El 10 de noviembre, mientras el país bostezaba entre titulares reciclados sobre la «paz absoluta», siete menores murieron en un atentado con bomba contra el disidente Iván Mordisco, conocido como Iván Mordisco. El gobierno lo calificó de «golpe estratégico», como si la semántica pudiera limpiar la sangre. Petro defendió la acción con su tono de sacerdote de la paz, pero allá en el Guaviare la realidad habló más rápido que él: si esta es la paz de la que tanto se enorgullece, ¿cómo se llama lo que dejó siete cadáveres de jóvenes de 14, 15 y 16 años tirados en la selva?

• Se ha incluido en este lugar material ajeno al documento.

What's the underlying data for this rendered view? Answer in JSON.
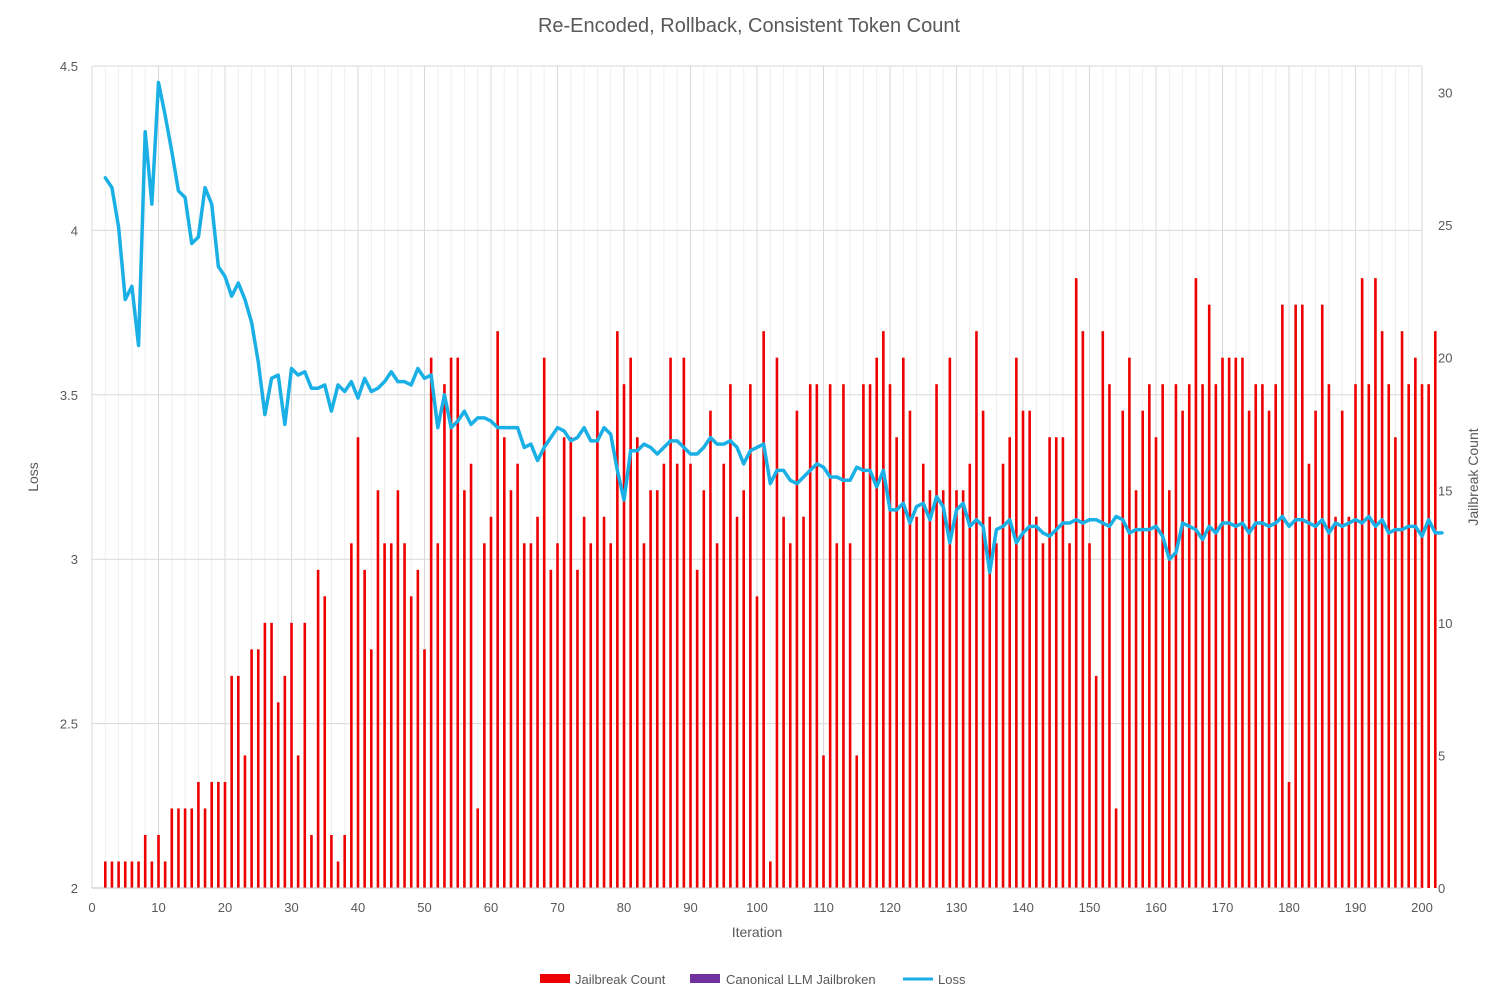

Porque aquí nos encanta el discurso solemne mientras el país arde debajo de la mesa. Y sí, las investigaciones ya comenzaron, pero no nos engañemos: Colombia es experta en investigar para no sacar una conclusión. Llegan las declaraciones, el enfado digital, las explicaciones cálidas… y luego el silencio. No en Guaviare. Allí nadie se come la historia. Allí la gente no vive de promesas sino de miedo, de nombramientos que no salen a la luz, de un estado que aparece cada vez que es necesario justificar una acción, pero nunca cuando les roban a sus hijos.
Y entonces uno se pregunta -porque alguien debe preguntar-: ¿cuándo decidió este país que un menor contratado vale menos? ¿En qué momento establecemos que las muertes jóvenes son un «riesgo de guerra»? Colombia tiene una costumbre peligrosa: acostumbrarse. Y cuando un país se acostumbra a enterrar niños mientras su presidente predica la paz desde el púlpito, esa nación no es débil: está perdida.